There isn't really a pilot shortage. Merely a shortage of pilots willing to work for slave wages. There are US pilots flying all over the world because they don't get paid what they're worth in the US.
It sounds like regional airline pilots may have surprisingly low wages given how highly-skilled their jobs are. "Low wages" is a good term for this.
Reason? Pilots have to make flight hours in the plane they’re licensed for to keep their license.
So, you are, say, $100,000 in debt to get a license to fly a 737, and you need a few hours in it this month to keep that license. Renting said plane for a few hours is very expensive. That makes an $0 an hour ‘job’ flying for a few hours look mightily attractive.
There is a boon to unemployed, retired US military pilots. There are tons of them, even here in China.
Do copilot hours really count? I thought you had to be pilot in command?
On the other hand, I usually try to talk people out of becoming a professional pilot: one health hiccup and your medical certificate is in jeopardy.
Is there insurance coverage for this? Something akin to disability insurance for this specific scenario?
This is an excellent statement emphasizing the importance of concepts like deliberate practice and a varied curriculum/experiences. I think this idea applies to all learning.
In reality I think most developers have careers that look like:
* 2-3 years of explosive growth and exposure
* 5-10 years of slower growth and increased mastery
* then diverge to shorter periods of stair-stepping (new technologies / faster mastery), coast on what they already know well or move out of active development
> Practice makes permanent. Perfect practice makes perfect.
Of course "perfect practice" is an ideal, and you can't achieve it yourself without having someone or something assist to evaluate in most cases. But repeating the same mistakes for 1500 hours just makes you really good at making those mistakes.
They were hopelessly tired and distracted. The captain apparently ignored both the stick shaker and the stick pusher (when the aircraft is trying to get the pilots attention). Sometimes experience helps with self-evaluation but more often it does not, depends on the person. They should not have been flying that night (the first officer had not slept for 36 hours).
Is there a term for this: reactive legislation that wouldn't have covered the incident it was in response to?
The term "magical thinking" is a broad label that could apply.

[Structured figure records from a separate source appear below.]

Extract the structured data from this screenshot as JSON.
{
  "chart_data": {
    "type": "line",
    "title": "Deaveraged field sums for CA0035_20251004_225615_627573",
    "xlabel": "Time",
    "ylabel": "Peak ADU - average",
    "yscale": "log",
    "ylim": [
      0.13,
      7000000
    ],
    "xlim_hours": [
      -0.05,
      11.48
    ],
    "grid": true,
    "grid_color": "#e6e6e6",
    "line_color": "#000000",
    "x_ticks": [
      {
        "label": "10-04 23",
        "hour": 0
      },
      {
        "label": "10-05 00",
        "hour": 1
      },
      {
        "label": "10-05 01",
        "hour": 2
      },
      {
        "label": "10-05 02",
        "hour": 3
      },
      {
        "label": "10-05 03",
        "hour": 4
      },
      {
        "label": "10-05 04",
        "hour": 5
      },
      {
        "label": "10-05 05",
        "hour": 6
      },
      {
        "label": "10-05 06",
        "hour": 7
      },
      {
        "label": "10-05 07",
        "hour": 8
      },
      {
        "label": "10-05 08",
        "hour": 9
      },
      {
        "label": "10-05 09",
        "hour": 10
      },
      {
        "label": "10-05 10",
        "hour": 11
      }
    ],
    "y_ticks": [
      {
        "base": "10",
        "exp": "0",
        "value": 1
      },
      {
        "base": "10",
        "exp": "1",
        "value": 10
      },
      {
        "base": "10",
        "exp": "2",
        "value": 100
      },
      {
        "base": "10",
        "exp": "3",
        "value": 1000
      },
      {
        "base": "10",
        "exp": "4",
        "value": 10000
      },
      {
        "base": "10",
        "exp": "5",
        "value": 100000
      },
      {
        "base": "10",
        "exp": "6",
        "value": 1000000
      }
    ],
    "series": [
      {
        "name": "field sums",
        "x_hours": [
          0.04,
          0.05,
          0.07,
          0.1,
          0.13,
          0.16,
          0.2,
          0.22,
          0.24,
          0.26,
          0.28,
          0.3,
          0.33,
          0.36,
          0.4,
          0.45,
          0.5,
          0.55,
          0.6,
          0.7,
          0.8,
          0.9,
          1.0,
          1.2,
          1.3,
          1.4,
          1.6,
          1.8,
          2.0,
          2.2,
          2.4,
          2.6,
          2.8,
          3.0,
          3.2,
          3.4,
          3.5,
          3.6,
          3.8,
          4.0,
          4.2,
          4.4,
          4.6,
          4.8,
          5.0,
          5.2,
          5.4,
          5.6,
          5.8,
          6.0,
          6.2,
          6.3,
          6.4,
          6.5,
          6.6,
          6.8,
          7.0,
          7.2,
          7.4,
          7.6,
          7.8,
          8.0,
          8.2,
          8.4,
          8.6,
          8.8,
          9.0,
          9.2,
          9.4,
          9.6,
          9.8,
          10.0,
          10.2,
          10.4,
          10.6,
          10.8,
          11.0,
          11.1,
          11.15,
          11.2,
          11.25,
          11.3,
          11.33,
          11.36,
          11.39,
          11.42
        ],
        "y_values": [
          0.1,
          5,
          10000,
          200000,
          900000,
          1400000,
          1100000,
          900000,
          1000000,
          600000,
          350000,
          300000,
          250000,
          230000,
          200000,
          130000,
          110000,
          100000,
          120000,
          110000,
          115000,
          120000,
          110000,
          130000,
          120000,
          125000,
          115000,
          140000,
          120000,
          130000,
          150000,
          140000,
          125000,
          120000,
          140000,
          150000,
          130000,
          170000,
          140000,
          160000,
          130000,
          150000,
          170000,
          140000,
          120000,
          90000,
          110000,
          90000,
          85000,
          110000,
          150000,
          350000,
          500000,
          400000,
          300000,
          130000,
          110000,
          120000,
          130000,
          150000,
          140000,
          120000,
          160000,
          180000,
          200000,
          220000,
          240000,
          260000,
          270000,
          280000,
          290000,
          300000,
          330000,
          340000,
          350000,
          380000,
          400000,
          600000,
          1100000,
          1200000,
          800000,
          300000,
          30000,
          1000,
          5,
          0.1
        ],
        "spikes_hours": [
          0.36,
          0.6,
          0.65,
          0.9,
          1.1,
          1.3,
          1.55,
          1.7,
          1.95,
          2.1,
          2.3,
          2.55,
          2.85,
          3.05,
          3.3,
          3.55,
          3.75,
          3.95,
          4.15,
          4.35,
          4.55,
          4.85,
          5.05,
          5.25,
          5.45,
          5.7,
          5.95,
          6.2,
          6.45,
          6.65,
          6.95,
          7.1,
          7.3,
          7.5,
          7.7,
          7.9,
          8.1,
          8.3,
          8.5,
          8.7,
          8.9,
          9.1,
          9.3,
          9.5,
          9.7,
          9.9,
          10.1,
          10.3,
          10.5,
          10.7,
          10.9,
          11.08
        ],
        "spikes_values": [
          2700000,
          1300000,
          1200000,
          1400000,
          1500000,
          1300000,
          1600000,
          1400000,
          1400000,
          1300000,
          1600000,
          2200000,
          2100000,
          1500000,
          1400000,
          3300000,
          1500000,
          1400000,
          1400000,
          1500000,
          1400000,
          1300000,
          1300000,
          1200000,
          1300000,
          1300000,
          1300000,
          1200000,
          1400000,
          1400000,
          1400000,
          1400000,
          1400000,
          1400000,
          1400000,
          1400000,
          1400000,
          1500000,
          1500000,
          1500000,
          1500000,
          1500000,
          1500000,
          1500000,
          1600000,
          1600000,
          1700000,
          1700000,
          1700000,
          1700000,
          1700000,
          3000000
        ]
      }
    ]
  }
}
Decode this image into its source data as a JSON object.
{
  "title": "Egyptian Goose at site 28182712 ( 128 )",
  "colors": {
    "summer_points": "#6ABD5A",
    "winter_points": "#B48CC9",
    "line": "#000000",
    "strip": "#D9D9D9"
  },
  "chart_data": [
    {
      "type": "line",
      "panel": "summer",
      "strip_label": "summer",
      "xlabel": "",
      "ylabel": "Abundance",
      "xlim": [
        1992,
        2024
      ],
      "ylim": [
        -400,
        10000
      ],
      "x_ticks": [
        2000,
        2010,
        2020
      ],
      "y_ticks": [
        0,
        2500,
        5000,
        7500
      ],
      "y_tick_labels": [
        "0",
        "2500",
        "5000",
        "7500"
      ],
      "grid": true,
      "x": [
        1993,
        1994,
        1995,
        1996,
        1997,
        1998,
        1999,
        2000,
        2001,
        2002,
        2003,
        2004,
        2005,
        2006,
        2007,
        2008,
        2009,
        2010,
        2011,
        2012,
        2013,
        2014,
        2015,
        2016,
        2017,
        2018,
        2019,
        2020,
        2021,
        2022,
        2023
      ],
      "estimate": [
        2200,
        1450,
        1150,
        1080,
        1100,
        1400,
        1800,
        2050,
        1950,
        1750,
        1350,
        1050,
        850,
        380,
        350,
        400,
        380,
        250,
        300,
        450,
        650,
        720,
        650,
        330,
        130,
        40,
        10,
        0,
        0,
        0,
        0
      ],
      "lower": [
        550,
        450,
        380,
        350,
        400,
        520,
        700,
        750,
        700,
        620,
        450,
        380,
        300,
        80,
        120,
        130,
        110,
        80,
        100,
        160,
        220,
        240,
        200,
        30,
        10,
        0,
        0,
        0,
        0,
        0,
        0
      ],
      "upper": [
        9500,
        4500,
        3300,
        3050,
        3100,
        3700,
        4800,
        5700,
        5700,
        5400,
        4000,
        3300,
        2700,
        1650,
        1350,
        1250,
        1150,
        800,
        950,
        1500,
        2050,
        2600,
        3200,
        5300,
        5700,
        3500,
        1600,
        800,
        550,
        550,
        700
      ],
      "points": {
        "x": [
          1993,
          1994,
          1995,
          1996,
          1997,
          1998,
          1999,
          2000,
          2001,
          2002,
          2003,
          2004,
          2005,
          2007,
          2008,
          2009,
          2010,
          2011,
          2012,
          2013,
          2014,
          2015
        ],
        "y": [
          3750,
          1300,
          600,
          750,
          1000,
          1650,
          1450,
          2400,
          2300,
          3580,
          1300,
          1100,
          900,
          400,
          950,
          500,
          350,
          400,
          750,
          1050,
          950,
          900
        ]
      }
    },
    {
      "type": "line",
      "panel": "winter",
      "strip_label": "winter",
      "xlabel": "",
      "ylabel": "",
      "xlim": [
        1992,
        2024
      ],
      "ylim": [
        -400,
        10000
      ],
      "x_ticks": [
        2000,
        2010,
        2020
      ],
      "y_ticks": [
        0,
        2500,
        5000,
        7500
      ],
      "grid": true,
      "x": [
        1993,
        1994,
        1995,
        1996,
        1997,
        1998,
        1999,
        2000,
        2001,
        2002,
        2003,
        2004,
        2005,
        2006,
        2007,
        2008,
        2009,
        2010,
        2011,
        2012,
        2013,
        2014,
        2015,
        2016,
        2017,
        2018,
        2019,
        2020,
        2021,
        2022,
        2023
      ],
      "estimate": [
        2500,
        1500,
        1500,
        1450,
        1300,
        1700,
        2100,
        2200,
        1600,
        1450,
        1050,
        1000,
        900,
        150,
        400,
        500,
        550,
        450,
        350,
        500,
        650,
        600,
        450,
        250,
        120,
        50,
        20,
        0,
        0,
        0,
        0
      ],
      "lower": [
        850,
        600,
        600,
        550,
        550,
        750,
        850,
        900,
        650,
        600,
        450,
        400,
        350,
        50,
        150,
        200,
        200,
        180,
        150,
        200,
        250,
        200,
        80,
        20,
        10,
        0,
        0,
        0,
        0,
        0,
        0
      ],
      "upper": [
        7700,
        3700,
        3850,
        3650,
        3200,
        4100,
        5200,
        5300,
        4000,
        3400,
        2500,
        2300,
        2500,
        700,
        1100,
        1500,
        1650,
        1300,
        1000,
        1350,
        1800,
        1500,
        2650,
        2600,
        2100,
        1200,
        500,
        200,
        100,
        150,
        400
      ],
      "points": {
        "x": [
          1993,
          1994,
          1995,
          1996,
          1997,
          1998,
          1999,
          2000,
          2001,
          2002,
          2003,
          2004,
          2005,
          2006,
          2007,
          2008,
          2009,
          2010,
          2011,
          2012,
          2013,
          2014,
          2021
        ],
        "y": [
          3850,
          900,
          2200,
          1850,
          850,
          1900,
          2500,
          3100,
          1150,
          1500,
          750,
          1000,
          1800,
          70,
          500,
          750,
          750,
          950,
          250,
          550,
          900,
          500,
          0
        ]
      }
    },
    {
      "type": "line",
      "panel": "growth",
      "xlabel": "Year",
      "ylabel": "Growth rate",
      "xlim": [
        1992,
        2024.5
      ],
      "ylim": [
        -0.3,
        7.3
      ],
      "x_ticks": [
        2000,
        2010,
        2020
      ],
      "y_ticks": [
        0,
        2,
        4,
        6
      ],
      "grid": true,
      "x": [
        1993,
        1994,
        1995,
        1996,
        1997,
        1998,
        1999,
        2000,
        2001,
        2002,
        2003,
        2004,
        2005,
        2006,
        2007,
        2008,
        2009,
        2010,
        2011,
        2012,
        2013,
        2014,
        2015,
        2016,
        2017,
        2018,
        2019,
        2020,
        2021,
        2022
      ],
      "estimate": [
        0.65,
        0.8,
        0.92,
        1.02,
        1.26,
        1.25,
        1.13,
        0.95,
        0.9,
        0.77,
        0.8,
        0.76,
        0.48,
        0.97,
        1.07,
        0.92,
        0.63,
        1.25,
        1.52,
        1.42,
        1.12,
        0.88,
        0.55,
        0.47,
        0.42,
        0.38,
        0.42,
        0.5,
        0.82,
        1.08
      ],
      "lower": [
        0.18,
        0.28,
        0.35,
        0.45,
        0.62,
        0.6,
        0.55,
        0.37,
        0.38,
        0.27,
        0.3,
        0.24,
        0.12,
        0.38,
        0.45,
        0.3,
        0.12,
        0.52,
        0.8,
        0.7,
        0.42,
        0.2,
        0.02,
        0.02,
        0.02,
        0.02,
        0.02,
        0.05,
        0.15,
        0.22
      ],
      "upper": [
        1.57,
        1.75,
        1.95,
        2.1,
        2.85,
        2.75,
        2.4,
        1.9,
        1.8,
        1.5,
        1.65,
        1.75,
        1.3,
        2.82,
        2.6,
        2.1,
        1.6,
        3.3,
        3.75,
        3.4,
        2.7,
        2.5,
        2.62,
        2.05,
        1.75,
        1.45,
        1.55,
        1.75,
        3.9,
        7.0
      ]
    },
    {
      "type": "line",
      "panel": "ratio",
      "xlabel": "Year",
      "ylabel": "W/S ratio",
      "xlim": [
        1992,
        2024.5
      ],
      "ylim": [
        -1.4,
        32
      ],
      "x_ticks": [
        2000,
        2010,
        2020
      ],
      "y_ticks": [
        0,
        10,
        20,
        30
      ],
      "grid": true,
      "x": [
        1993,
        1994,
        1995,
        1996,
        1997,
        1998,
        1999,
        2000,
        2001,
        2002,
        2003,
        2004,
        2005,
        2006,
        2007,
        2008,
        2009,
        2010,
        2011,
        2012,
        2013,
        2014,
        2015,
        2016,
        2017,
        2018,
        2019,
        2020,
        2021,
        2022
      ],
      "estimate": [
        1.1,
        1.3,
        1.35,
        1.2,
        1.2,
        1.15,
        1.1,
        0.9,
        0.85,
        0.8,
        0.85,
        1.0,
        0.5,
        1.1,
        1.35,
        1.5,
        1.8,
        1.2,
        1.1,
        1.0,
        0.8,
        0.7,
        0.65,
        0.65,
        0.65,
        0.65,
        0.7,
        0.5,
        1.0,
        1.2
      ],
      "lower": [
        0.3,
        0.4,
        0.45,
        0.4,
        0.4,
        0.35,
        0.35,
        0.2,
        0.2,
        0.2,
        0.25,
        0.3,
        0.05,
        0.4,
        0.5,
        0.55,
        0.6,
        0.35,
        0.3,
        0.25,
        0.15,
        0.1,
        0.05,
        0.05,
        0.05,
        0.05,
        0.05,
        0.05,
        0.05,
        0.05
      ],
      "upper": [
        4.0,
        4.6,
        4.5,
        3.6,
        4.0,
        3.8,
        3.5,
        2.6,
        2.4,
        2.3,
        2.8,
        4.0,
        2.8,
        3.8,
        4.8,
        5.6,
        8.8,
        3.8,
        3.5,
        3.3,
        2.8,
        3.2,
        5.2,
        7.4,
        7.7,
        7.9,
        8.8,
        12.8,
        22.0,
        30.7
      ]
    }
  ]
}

You misspelled "elevator operator"
I used to work at an airport that had a skydive operation, we jokingly called them elevator pilots (because they just go up and down all day). They used to only pump a the required amount of fuel to get the aircraft to altitude and idle back because carrying more fuel up and down is a waste of fuel. Occasionally they would run out of fuel and glide in. One time they ran out of fuel really short and landed in the pond.
Also, is the influx of commercial pilots into the western markets from other countries analogous to the software development "We can't find enough good developers / You don't want to pay what they demand" trends we see in tech?
If by "western markets" you mean the US, it is probably the other way around. There is a shortage of pilots in the US because their citizens are flying in other parts of the world where they get paid much more than they would in the US. And unlike in tech, when a pilot changes employers he starts again at the bottom of the seniority list which means lower pay, the worst routes, last pick of vacation days, etc.
Also, as others have noted, both pilots of 3407 we well above 1500 hours
“Foreign Airline Safety versus U.S. Major Airlines” (2009, updated 2011.)
The problem is pulling up in case of a stall is the natural, intuitive thing to do. In a high stress situation, one is liable to revert to it. This behavior is the cause of many, many crashes.
In fact the CFI who taught my introductory flight demonstrated a stall and recovery.